We haven't beaten the Braves enough and we haven't played the Dodgers and Padres yet and we have some tough assignments from the other league on the docket and nobody's handing us a free transfer to October. We're not 55-0, which is the only prescription for some Mets fans' happiness (and even then we wouldn't be winning by enough) and the back pages are going to be a problem beyond any sane person's control for a little longer. We're not completely healthy and we may never be, given our 40-man's CBS demographics. We're not a sure thing to get everything we want out of the 107 games that remain on the schedule because you just can't be a sure thing on June 4 without a 10-game lead.

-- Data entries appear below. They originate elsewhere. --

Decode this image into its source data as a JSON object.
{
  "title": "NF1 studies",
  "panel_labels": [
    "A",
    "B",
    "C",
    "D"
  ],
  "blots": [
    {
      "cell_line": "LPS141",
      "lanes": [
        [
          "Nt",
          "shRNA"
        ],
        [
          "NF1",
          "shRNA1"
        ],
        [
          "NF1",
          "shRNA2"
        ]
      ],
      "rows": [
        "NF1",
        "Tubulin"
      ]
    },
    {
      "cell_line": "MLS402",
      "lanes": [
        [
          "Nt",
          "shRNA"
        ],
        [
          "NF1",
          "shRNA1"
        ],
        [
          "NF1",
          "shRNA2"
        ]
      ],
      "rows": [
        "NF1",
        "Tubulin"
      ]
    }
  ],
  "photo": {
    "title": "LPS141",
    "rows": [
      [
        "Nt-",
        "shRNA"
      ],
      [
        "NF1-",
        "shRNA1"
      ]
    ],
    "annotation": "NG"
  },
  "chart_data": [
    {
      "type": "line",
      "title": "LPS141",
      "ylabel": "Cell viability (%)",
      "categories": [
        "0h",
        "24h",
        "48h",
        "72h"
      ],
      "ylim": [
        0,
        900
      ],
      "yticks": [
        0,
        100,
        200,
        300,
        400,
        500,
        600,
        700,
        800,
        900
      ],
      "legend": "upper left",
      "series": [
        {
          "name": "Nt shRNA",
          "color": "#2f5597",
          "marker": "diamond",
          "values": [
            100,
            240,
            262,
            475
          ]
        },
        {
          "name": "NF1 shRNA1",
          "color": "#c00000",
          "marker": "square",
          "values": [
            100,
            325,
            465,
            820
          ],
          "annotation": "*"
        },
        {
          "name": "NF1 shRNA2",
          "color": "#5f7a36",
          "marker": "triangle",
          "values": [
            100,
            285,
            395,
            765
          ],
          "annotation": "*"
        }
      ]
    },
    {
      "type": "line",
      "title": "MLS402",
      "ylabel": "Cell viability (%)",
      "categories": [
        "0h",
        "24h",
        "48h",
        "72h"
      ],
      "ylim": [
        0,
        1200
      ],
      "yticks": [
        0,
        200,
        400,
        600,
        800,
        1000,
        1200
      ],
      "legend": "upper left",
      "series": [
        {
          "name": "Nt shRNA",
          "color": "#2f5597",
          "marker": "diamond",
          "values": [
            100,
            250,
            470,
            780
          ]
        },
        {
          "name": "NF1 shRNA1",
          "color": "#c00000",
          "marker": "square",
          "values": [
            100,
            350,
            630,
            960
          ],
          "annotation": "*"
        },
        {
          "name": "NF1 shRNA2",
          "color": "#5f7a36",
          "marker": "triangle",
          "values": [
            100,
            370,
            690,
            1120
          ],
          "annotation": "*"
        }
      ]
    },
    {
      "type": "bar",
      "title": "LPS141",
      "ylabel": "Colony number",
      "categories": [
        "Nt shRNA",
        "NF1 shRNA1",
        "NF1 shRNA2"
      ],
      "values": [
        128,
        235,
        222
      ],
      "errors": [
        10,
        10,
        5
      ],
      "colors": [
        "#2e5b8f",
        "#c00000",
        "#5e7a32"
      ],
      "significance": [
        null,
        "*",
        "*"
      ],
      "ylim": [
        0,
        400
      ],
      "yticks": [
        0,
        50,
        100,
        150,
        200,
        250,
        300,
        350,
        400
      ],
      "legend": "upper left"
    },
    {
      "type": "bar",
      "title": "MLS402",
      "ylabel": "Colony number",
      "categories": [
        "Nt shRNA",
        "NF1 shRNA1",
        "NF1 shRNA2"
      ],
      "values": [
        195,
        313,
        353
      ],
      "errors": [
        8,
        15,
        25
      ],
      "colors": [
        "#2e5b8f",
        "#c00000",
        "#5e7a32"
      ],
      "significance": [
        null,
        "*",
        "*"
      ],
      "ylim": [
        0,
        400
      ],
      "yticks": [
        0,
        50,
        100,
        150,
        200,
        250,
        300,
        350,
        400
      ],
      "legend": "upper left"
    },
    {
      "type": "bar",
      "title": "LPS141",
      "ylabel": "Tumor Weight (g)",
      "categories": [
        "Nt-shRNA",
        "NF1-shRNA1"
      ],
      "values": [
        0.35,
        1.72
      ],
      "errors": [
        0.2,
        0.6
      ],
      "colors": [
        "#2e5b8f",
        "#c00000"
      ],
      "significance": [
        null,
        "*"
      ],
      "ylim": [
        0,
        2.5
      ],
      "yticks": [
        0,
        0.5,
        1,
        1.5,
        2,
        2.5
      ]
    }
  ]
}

But we're 15 games over .500, we're up by 3-1/2 over Atlanta, we're authors of heartstopping keepsake victories over Colorado, Chicago and San Francisco and we're just plain better than anybody and everybody we've faced. So what kind of year has it been?

You have to ask?

7 comments to The One-Third Mark

  • Anonymous

    thanks, greg: you've done all the fretting — and so nicely limned and diagrammed, too — so i won't have to.
    except i will. i'm a mets fan.

  • Anonymous

    What's sick is that even that Reyes has fallen a bit in May, he's still looking at like 120 runs, 200 hits, 78 rbi's and 90 stolen bases as a pace for the year. 24 triples and almost 100 walks too!
    Why does Wright have more stolen bases then Beltran? 11! to 7!

  • Anonymous

    The competition has improved immensley since last year – both the Braves and Phillies are tougher and so are the D'Backs in the West. Milwaukee visited us before their downward spiral and we've managed to split the last four games despite the complete loss of our outfield. It shows how deep a bench we've got.
    Our starting pitching is solid. Maine, Perez and Sosa as the back part of our rotation!? Pedro starts throwing the mound today. Delgado is coming around, Wright has only been so-so.
    I ain't worried – unless the injuries begin to pile up we're in the driver's seat.

  • Anonymous

    J!4.
    I like that.

  • Anonymous

    Those 'scramblers' as you mentioned Greg always scared the crap out of me. You know the desperate ones who have nothing to lose. Even those individual guys who just appear like that fucking mickey hatcher, scott spezio and the nobody others!!
    1/3 through and its all running along very nicley..Enjoy it now boys and girls…
    I wonder. Is it better to be in a race or is it better to just rip through? Does it really matter? Does it always just come down to one pitch or one swing of the bat in the end?
    Mezz. Sec. 15 Row B for the two old guys tomorrow night..
    Greg you missed an awesome chance to be the biggest Pirate fan in NY for one afternoon..
    Rich

  • Anonymous

    Give Clemens hell, my man.

  • Anonymous

    great summary of the first 1/3. It's amazing when you think about it – the pitching has been completely carrying this team. The offense has for the most part slept through the first 7 innings of games. And we just keep on rolling…pretty sweet. I hope Beltran has a big June, but Delgado, Wright and Reyes could too. June is one tough month, we'll need everyone to contribute in case our pitching comes back to life.
    One thing, didn't Pelfrey have a 20ERA? No? Ok, just felt like it when he pitched. Sosa has been beyond surprising so far.